The Prince of Wales accompanied by the Duchess of Cornell took a guided tour of the 141-feet-high temple, located on the banks of the Yamuna and is said to have appreciated the architectural beauty of the temple. They spent around 45 minutes in temple, which holds the Guinness world record for being the largest Hindu temple.
A team of volunteers and trustees of the temple garlanded the royal couple with roses and firiangapani and applied tilak as they entered the complex post noon. The Prince was escorted by a group of officiating priests led by the head priest who tied a thread around his wrist before being photographed with them.
All this time the Duchess, dressed in a cream coloured tunic with matching pants and shoes stood talking with wives of trustees and women volunteers. "The priests of the temple avoid speaking to women. This is part of the vows they take," said Geetikay, an IIT graduate who was part of the volunteers assisting the media contingent covering the couple's visit.
British royal couple Prince Charles and Camil spent around 45 minutes in temple.
Later, the royal couple, each sporting the customary poppy flowers on their attire, removed their footwear, walked up a flight of around 30 steps and posed for the shutterbugs at the landing, then climbed another set of steps before finally proceeding inside the main temple.

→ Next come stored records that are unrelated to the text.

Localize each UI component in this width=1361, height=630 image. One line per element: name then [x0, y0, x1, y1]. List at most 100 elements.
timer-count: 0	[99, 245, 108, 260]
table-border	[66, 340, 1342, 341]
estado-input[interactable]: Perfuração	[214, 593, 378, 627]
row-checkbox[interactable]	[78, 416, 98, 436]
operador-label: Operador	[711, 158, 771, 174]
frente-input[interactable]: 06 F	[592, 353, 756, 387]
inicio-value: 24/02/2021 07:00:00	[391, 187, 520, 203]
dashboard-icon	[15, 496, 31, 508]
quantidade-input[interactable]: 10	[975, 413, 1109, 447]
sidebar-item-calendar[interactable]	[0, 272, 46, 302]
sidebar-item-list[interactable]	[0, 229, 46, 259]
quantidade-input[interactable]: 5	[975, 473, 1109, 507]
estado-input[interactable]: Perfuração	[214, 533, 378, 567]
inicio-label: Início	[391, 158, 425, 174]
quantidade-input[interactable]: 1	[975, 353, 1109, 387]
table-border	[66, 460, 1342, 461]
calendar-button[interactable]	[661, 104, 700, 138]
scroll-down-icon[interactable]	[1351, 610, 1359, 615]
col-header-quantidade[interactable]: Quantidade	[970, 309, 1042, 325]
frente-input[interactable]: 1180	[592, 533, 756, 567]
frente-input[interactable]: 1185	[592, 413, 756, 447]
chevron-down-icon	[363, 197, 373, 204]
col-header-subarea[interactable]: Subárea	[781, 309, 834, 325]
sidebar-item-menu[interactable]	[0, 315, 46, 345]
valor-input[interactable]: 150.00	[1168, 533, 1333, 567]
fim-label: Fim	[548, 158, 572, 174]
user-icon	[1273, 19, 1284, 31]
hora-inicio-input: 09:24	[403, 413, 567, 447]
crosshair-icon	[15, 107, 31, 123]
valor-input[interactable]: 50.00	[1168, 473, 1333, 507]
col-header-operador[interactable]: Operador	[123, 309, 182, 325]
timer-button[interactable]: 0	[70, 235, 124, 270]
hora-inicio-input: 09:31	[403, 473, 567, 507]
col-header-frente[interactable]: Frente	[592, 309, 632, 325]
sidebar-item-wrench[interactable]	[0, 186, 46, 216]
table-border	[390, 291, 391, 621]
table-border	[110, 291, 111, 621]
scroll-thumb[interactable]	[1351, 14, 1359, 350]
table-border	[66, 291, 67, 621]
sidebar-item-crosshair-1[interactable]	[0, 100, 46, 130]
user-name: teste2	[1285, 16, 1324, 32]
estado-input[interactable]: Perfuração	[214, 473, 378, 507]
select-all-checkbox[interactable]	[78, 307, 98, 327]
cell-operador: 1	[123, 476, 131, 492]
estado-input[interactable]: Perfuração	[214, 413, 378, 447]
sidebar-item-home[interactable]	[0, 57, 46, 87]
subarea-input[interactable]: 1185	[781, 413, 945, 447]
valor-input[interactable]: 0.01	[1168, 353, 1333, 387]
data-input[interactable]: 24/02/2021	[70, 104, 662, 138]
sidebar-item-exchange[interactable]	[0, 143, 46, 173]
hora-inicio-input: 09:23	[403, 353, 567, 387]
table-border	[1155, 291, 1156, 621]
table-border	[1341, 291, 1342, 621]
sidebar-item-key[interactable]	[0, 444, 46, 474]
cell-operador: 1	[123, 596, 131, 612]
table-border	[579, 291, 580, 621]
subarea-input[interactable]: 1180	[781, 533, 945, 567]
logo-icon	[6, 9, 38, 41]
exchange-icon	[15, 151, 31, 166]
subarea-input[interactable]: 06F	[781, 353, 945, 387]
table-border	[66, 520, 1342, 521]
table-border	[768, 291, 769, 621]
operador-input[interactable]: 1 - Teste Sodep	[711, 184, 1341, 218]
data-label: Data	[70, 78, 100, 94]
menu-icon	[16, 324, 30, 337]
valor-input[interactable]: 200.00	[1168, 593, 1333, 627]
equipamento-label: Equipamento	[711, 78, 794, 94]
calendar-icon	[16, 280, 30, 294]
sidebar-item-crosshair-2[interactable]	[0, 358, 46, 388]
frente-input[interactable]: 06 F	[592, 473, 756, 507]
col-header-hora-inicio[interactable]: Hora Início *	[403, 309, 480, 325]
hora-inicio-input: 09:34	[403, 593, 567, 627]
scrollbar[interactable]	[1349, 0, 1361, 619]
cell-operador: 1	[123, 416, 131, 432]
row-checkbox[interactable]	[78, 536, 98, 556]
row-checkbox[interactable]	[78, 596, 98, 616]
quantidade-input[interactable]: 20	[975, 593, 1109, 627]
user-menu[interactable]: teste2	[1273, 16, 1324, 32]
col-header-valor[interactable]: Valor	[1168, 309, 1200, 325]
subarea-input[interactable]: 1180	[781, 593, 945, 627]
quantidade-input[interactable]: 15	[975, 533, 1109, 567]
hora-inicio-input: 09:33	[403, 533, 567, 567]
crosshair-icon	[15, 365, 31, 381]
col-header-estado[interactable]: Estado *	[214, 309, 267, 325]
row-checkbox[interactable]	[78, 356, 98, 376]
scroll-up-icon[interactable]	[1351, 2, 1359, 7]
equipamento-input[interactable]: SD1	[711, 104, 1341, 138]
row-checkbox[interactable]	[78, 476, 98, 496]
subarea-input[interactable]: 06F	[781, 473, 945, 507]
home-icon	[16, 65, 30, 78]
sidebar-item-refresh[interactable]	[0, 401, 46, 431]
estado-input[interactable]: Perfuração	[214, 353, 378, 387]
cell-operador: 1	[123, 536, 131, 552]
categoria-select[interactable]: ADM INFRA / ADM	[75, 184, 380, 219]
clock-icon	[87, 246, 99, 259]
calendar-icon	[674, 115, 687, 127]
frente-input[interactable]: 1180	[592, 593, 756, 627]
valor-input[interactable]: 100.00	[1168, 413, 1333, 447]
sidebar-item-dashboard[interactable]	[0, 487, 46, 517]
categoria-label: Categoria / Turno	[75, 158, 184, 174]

The main temple houses an 11-feet towering statue of Lord Swaminarayan, an 18th century Hindu social reformer, whose disciples formed the Swaminarayan sect with followers worldwide. "The Prince and the Duchess offered flowers- a mix of roses jasmine and marigold and spent some time inside," Janakbhai Dave, the temple's spokesperson told PTI.
Dave, who accompanied the royal couple inside the temple, said the Prince was curious about its architecture. "The Prince wanted to know the technique involved in building such a large structure without the use of steel. He also wanted to know the process and the number of people involved in building the temple.
The ornately hand carved sandstone temple, consecrated on November 6 in 2005, was built without structural steel within a period of five years by around 11,000 people including 7,000 artisans. According to temple officials, the temple houses the idols of all the 24 incarnations of Hindu god Vishnu and has 208 sculptures of the almost all Indian deities.
Charles and Camilla have previously visited the Swaminarayan Mandir, said to be the largest traditional Hindu temple outside India, at Neasden in north-west London. Charles had also visited the London temple with the late Princess Diana. "The Prince said he wished he had more time to spend inside the temple.
He appreciated the architecture of the temple," said Dave. The Prince and the Duchess circumambulated once around the temple. All the time the royal heir chatted with the head priest Atmaswarup Swami and another priest. He seemed to be inquiring about the carved elephant sculptures on the "Gajendra Path".
The path enclosing the temple in its midst has a total of 148 life like stone elephants depicting tales from the ancient scriptures. The Duchess was extremely pleased and delighted to be able to visit the temple. "She seemed very happy," said a woman volunteer who guided the Duchess across the temple.
The Prince along with the Duchess is on a nine-day visit to India ahead of his trip to Sri Lanka where he is chairing the Commonwealth Heads of Government Meeting (CHOGM).